AskMeNow Inc.
- Company type: Public
- Industry: Search
- Founded: November 2005
- Defunct: 2008
- Fate: Dissolved
- Headquarters: Irvine, California
- Area served: North America
- Key people: Darryl Cohen - CEO
- Products: S3 - Enterprise Semantic Search Solution
- Services: SMS-based question answering, mobile content distribution, mobile advertising
- Revenue: US$54,536 (FY 2007)
- Operating income: US$-9.428 million (FY 2007)
- Net income: US$-20.435 million (FY 2007)
- Total assets: US$645,110 (FY 2007)
- Total equity: US$-4.894 Million (FY 2007)
- Number of employees: 32 (Dec 2007)

= AskMeNow =

AskMeNow Inc. was an American public corporation, specializing in mobile search and mobile advertising. The Irvine, California based company officially launched in November 2005 and ceased operations in late 2008. AskMeNow's primary offering was a consumer mobile search product based on proprietary technology that offered a natural language based interaction and dynamic content provision platform.

==AskWiki==
AskMeNow signed a partnership agreement with the Wikimedia Foundation to bring natural language processing to English Wikipedia. The beta product, AskWiki, integrated some of the semantic web and natural language features of AskMeNow into English Wikipedia searches.

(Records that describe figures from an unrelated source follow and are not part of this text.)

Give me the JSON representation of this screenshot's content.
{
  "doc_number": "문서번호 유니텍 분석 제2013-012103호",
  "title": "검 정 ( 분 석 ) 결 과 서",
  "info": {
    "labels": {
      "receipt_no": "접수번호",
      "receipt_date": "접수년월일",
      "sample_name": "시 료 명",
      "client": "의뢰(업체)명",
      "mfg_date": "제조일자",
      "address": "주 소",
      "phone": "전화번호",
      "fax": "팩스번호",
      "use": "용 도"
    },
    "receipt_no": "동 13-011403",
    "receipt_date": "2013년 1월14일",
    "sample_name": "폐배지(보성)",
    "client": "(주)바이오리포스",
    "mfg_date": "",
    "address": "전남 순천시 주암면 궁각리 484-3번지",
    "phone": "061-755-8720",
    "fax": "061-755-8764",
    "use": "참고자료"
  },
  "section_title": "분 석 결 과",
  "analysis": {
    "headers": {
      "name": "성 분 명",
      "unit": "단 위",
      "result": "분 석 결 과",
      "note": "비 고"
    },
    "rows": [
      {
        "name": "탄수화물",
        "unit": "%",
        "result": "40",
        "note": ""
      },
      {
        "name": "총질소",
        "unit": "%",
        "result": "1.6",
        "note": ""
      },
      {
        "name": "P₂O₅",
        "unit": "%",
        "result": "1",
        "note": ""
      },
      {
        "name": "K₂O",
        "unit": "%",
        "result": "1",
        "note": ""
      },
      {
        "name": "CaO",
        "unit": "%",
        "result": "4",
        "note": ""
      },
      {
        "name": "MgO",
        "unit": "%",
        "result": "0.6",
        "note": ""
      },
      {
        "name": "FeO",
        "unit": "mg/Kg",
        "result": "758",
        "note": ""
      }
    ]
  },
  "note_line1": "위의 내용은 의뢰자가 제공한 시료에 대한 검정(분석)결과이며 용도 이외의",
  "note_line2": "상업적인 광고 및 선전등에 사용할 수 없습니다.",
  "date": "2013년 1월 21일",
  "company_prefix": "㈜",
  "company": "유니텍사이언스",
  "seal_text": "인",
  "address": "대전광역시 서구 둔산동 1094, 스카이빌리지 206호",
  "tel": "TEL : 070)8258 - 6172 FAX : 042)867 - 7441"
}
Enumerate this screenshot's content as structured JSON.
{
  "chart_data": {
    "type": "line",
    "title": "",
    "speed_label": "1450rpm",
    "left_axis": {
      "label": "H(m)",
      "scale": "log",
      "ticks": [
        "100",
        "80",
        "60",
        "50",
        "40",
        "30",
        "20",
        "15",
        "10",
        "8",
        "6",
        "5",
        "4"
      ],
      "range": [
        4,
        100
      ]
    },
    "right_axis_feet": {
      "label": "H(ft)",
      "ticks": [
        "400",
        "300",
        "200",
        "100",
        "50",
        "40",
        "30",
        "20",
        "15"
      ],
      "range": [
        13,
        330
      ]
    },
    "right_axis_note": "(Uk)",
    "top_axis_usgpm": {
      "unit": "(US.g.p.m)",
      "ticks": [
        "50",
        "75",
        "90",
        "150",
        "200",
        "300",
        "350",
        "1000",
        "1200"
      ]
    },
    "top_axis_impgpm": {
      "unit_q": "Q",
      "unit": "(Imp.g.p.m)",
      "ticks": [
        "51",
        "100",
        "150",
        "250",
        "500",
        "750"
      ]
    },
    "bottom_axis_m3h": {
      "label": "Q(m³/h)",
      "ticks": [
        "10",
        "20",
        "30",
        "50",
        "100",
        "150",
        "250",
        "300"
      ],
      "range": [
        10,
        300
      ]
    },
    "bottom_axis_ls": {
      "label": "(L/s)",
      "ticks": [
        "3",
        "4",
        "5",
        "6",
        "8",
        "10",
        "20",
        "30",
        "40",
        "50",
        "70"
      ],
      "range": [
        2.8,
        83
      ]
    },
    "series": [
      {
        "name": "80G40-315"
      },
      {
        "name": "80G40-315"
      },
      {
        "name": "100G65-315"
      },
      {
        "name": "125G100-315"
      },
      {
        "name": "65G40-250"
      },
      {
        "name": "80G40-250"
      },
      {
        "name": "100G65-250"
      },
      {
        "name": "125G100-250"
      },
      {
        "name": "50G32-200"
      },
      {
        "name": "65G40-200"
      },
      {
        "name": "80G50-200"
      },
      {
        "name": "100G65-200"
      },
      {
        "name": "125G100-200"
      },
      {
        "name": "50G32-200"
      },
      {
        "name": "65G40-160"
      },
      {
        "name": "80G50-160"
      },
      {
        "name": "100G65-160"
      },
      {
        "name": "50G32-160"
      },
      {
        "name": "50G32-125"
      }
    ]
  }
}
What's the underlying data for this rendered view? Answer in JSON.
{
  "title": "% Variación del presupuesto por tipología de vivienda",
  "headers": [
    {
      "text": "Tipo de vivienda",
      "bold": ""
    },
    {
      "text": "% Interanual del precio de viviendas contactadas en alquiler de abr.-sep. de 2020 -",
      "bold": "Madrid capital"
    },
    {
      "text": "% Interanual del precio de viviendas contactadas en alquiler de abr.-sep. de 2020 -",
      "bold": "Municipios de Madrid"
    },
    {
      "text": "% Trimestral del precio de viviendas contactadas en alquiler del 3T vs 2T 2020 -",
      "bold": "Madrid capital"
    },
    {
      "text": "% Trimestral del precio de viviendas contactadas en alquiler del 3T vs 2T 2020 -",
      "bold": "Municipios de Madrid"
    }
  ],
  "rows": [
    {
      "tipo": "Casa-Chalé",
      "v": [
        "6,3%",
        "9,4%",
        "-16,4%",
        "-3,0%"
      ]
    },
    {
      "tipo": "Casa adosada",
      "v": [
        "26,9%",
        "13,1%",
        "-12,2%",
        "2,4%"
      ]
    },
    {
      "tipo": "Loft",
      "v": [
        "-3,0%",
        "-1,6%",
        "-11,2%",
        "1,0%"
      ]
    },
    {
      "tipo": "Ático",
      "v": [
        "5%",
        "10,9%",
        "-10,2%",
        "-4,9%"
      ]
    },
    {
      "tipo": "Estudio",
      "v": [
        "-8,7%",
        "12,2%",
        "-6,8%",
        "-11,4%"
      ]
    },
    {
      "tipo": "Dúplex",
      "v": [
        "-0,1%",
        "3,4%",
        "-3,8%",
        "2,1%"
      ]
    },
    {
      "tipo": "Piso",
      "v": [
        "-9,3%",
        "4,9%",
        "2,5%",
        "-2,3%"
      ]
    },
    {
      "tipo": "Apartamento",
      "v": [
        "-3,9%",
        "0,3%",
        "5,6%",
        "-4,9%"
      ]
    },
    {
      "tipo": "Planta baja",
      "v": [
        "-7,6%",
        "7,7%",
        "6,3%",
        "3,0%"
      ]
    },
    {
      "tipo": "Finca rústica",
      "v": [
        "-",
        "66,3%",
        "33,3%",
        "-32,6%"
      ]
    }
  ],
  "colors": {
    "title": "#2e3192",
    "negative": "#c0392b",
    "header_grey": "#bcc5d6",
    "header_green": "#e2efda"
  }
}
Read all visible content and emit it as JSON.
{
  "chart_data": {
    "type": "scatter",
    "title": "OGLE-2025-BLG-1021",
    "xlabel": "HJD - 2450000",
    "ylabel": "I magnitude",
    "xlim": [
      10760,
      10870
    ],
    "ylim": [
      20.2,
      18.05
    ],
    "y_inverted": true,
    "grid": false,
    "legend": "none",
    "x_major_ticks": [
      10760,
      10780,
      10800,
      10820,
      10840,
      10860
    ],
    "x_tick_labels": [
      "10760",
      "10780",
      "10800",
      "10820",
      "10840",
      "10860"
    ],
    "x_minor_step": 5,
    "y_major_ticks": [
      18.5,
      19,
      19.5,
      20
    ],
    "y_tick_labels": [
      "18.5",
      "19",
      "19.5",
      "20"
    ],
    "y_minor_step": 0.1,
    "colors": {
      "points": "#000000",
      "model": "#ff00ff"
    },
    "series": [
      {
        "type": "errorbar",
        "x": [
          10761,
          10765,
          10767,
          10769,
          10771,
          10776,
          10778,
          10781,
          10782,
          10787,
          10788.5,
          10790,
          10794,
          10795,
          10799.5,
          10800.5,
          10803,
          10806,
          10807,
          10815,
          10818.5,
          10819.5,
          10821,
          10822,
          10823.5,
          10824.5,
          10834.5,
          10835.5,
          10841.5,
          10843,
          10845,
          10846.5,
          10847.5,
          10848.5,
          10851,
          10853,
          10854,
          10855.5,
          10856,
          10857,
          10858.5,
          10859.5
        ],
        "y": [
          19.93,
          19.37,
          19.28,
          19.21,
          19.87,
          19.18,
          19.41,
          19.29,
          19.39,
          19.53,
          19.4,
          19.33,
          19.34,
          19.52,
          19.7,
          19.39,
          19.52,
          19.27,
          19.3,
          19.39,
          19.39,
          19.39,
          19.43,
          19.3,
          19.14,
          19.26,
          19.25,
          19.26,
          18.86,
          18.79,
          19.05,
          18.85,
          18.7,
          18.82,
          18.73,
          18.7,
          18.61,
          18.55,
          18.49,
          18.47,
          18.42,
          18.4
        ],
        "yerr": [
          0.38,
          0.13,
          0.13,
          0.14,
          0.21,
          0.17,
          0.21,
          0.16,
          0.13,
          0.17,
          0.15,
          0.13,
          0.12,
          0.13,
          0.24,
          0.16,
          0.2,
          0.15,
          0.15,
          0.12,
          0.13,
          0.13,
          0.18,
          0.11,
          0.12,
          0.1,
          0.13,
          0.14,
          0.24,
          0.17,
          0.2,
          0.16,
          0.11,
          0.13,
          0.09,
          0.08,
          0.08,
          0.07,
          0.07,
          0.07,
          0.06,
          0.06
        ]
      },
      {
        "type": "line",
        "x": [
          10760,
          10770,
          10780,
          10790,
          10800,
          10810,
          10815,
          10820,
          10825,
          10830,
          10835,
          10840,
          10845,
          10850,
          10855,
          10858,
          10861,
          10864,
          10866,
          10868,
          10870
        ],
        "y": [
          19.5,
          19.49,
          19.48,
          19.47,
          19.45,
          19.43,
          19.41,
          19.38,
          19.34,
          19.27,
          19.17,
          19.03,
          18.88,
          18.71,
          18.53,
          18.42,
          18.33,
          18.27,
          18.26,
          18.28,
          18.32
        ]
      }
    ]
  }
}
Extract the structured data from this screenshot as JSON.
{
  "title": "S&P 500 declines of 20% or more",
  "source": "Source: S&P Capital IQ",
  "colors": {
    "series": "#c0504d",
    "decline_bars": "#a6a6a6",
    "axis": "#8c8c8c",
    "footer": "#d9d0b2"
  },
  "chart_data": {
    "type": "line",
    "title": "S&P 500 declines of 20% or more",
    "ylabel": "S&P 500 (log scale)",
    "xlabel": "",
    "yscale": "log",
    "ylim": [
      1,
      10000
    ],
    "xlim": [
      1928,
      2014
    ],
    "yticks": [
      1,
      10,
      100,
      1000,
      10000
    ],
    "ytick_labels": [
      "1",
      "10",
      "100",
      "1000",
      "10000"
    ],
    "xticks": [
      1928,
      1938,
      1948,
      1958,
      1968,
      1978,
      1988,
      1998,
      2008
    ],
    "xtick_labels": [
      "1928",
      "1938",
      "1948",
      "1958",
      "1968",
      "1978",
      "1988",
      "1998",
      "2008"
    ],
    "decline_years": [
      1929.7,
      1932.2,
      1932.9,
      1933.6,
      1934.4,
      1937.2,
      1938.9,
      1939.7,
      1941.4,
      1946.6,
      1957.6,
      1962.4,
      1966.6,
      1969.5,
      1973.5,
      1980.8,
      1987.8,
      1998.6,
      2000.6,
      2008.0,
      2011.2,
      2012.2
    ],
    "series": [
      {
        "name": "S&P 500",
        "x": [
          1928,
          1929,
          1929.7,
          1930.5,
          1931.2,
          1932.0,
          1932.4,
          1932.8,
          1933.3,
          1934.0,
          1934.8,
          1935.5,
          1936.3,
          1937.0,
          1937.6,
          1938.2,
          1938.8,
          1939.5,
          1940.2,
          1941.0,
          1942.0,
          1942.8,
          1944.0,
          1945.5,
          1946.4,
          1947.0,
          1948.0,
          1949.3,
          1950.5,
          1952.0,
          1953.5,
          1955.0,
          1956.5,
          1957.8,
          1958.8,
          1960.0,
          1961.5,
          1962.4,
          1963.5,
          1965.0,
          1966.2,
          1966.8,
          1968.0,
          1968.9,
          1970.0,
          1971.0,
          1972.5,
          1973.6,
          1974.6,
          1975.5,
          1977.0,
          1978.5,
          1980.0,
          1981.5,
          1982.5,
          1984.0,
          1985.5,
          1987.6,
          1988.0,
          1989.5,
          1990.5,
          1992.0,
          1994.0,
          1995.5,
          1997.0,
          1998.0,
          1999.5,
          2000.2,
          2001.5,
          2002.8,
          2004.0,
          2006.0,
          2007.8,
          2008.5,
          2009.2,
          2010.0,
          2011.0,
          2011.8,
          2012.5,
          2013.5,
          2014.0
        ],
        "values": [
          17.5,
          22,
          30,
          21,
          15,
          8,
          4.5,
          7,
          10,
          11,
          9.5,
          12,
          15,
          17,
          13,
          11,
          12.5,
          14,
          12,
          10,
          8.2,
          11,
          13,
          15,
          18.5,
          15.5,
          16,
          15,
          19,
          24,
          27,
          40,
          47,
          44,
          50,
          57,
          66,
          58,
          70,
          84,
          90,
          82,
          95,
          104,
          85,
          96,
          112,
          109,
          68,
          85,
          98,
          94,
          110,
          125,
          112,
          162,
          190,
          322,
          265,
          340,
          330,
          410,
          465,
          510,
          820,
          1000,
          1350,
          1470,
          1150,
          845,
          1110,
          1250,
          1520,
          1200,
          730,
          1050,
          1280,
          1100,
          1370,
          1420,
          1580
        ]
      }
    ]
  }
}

The AskWiki engine was able to parse natural language statements and return specific answers rather than just relevant articles. The contract between AskMeNow and Wikimedia was rescinded after Jimmy Wales announced his own for profit search engine named Wikia.

== Partnerships ==
AskMeNow partnered with a variety of content publishers to offer mobile access to these publishers’ content. These partnerships included National Hockey League, Merriam-Webster, Encyclopædia Britannica, and Guinness World Records.

AskMeNow had established distribution partnerships with Alltel in the US and Rogers Wireless and Bell Mobility in Canada.